How can anyone look at a picture such as this one – it’s of school children in the U.K. – and not conclude that the reaction to Covid is hysterical – that it is so disproportionate that it cannot be spoofed? Look closely, people, at what we’re doing to our children and to ourselves!

Speaking of spoofs, here’s a recent one from the Babylon Bee – one that, were it instead to have appeared in the New York Times or Washington Post, would be taken without question to be a genuine report written by serious journalists. (HT Todd Zywicki)

Australian James Allan writes about London under strongman Boris Johnson’s lockdown tyranny. A slice:

The first was how eerily empty London was as we walked around each day. We wondered when the great city of London last looked so deserted – not during WWII’s Blitz, not during WWI or the Spanish Flu, not at any point going back at least to the 17th Century. And for what? For a virus that in no-lockdown Sweden has led to 5,000 excess deaths for the year. Tops. And that’s if you don’t correct for population growth or an ageing population. For a virus that has a fraction of a soupcon of the lethality of the Spanish Flu, and all that it has concentrated on the elderly and vulnerable (who one might think should be the overwhelming focus of concern and action).

Next there was all the propaganda everywhere. The BT tower made me want to vomit – “Stay inside. Stay safe. Protect the NHS.” I always thought health services were there to protect citizens, not the other way round. (Leave aside that for someone like me who has lived and worked in a lot of countries the NHS product is one of the worst I’ve ever experienced, perhaps marginally better than the health service in my native Canada but miles worse than Australia’s, New Zealand’s, and even Hong Kong’s.) Meanwhile the orchestrated clapping was nauseating. Can you imagine our ancestors clapping for the Battle of Britain pilots? Or those pilots wanting this to be done?

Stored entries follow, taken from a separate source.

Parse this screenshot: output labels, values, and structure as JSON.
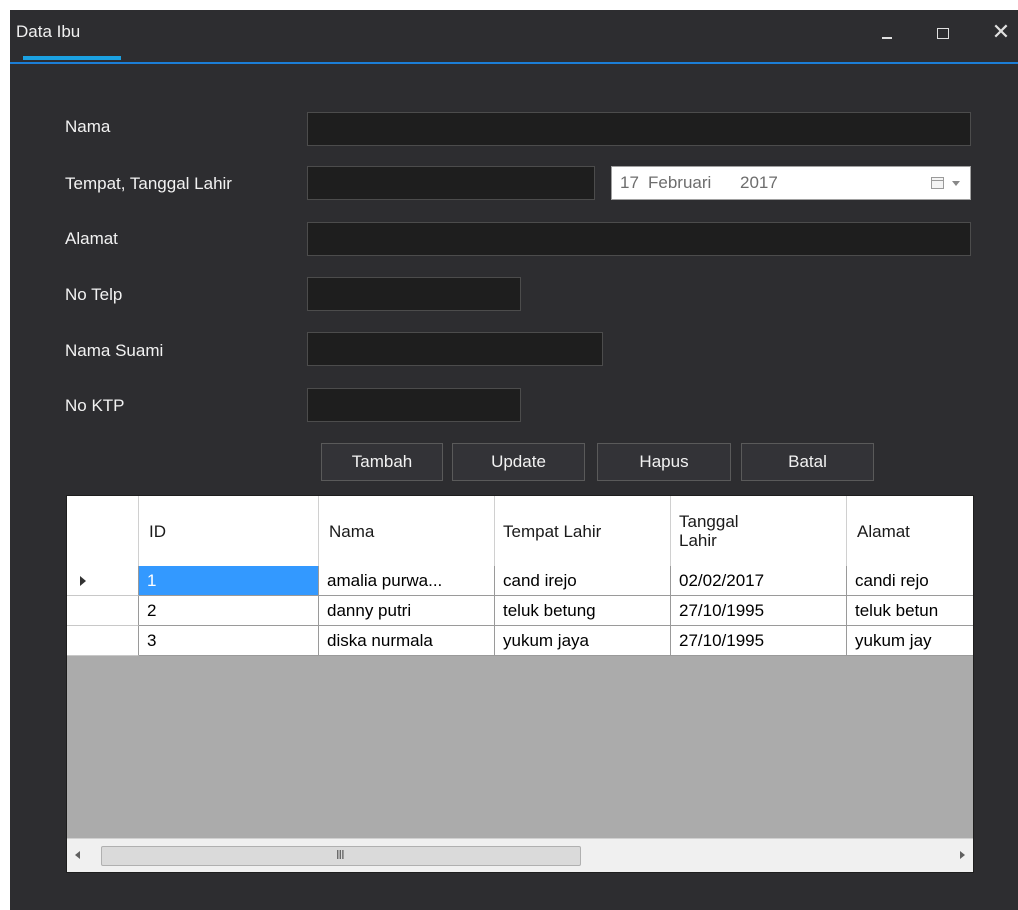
{
  "window": {
    "title": "Data Ibu",
    "minimize_glyph": "_",
    "maximize_glyph": "□",
    "close_glyph": "✕"
  },
  "form": {
    "nama_label": "Nama",
    "ttl_label": "Tempat, Tanggal Lahir",
    "alamat_label": "Alamat",
    "telp_label": "No Telp",
    "suami_label": "Nama Suami",
    "ktp_label": "No KTP",
    "nama_value": "",
    "tempat_value": "",
    "alamat_value": "",
    "telp_value": "",
    "suami_value": "",
    "ktp_value": "",
    "date": {
      "day": "17",
      "month": "Februari",
      "year": "2017"
    }
  },
  "buttons": {
    "tambah": "Tambah",
    "update": "Update",
    "hapus": "Hapus",
    "batal": "Batal"
  },
  "grid": {
    "columns": [
      {
        "label": "ID"
      },
      {
        "label": "Nama"
      },
      {
        "label": "Tempat Lahir"
      },
      {
        "label": "Tanggal Lahir"
      },
      {
        "label": "Alamat"
      }
    ],
    "rows": [
      {
        "id": "1",
        "nama": "amalia purwa...",
        "tempat": "cand irejo",
        "tanggal": "02/02/2017",
        "alamat": "candi rejo"
      },
      {
        "id": "2",
        "nama": "danny putri",
        "tempat": "teluk betung",
        "tanggal": "27/10/1995",
        "alamat": "teluk betun"
      },
      {
        "id": "3",
        "nama": "diska nurmala",
        "tempat": "yukum jaya",
        "tanggal": "27/10/1995",
        "alamat": "yukum jay"
      }
    ],
    "scroll_grip": "III"
  },
  "colors": {
    "window_bg": "#2d2d30",
    "accent": "#1ba1e2",
    "field_bg": "#1e1e1e",
    "selection": "#3399ff",
    "grid_empty": "#ababab"
  }
}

And let’s not forget all the posters on bus shelters, straight out of some authoritarian government’s propaganda handbook. “Look him in the eye and tell him you can’t work at home.” Or “won’t wear a mask”. Or “It’s not that serious a disease.” These slogans ran below a photo of some deathly ill looking chap with an oxygen mask. Again, leave aside the subtle manipulation here that is involved in showing photos of actors far below 83 years old, that being the median death age from Covid. It is also dishonest because it presents only one side of the equation. The young are being decimated not by the virus – for them it is less risky than the flu – but by the Government’s response to it.

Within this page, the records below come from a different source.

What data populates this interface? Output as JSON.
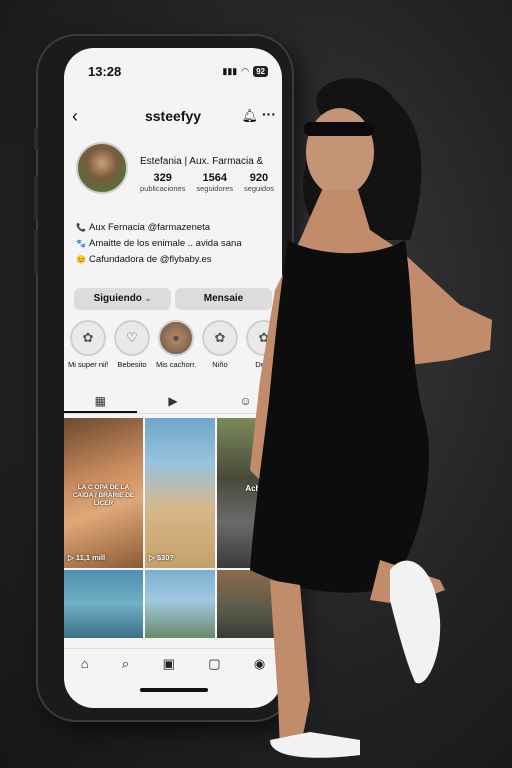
{
  "status": {
    "time": "13:28",
    "battery": "92"
  },
  "profile": {
    "username": "ssteefyy",
    "full_name": "Estefania | Aux. Farmacia &",
    "stats": [
      {
        "value": "329",
        "label": "publicaciones"
      },
      {
        "value": "1564",
        "label": "seguidores"
      },
      {
        "value": "920",
        "label": "seguidos"
      }
    ],
    "bio": [
      {
        "icon": "phone-icon",
        "glyph": "📞",
        "text": "Aux Fernacia @farmazeneta"
      },
      {
        "icon": "paw-icon",
        "glyph": "🐾",
        "text": "Amaitte de los enimale .. avida sana"
      },
      {
        "icon": "smile-icon",
        "glyph": "😊",
        "text": "Cafundadora de @flybaby.es"
      }
    ]
  },
  "actions": {
    "following": "Siguiendo",
    "message": "Mensaie"
  },
  "highlights": [
    {
      "label": "Mi super niño",
      "glyph": "✿"
    },
    {
      "label": "Bebesito",
      "glyph": "♡"
    },
    {
      "label": "Mis cachorr...",
      "glyph": "●"
    },
    {
      "label": "Niño",
      "glyph": "✿"
    },
    {
      "label": "Dese",
      "glyph": "✿"
    }
  ],
  "posts": [
    {
      "caption": "LA C OPA DE LA CAIDA / BRARIE DE LICER",
      "views": "11,1 mill"
    },
    {
      "caption": "",
      "views": "$30?"
    },
    {
      "caption": "Acho, que",
      "views": ""
    }
  ]
}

Better to be governed by Ron De Santis than by New York State strongman Andrew Cuomo. The former, unlike the latter, had the good sense to be appropriately skeptical of the models predicting that many states would run out of hospital beds.

I agree with Phil Magness:

I’ll be blunt. If Fauci, as an 80 year old, was vulnerable and at risk, he should have done the responsible thing and stayed home. He also should have retired a decade ago. Instead he irresponsibly ventured out into public every day, even gravitating toward crowds of potentially disease-carrying reporters at every opportunity he had and often appearing maskless in public along the way. In doing so he transfered the burden of accounting for his own relatively high risk onto other innocent people at lower risk levels than his own, expecting them to incur the costs of providing him with a disease-free space so he could continue basking in public attention. Why did he do so? Who knows, but I will go ahead and assume selfishness is at play because he draws a half-million dollar salary and he clearly enjoys being a celebrity.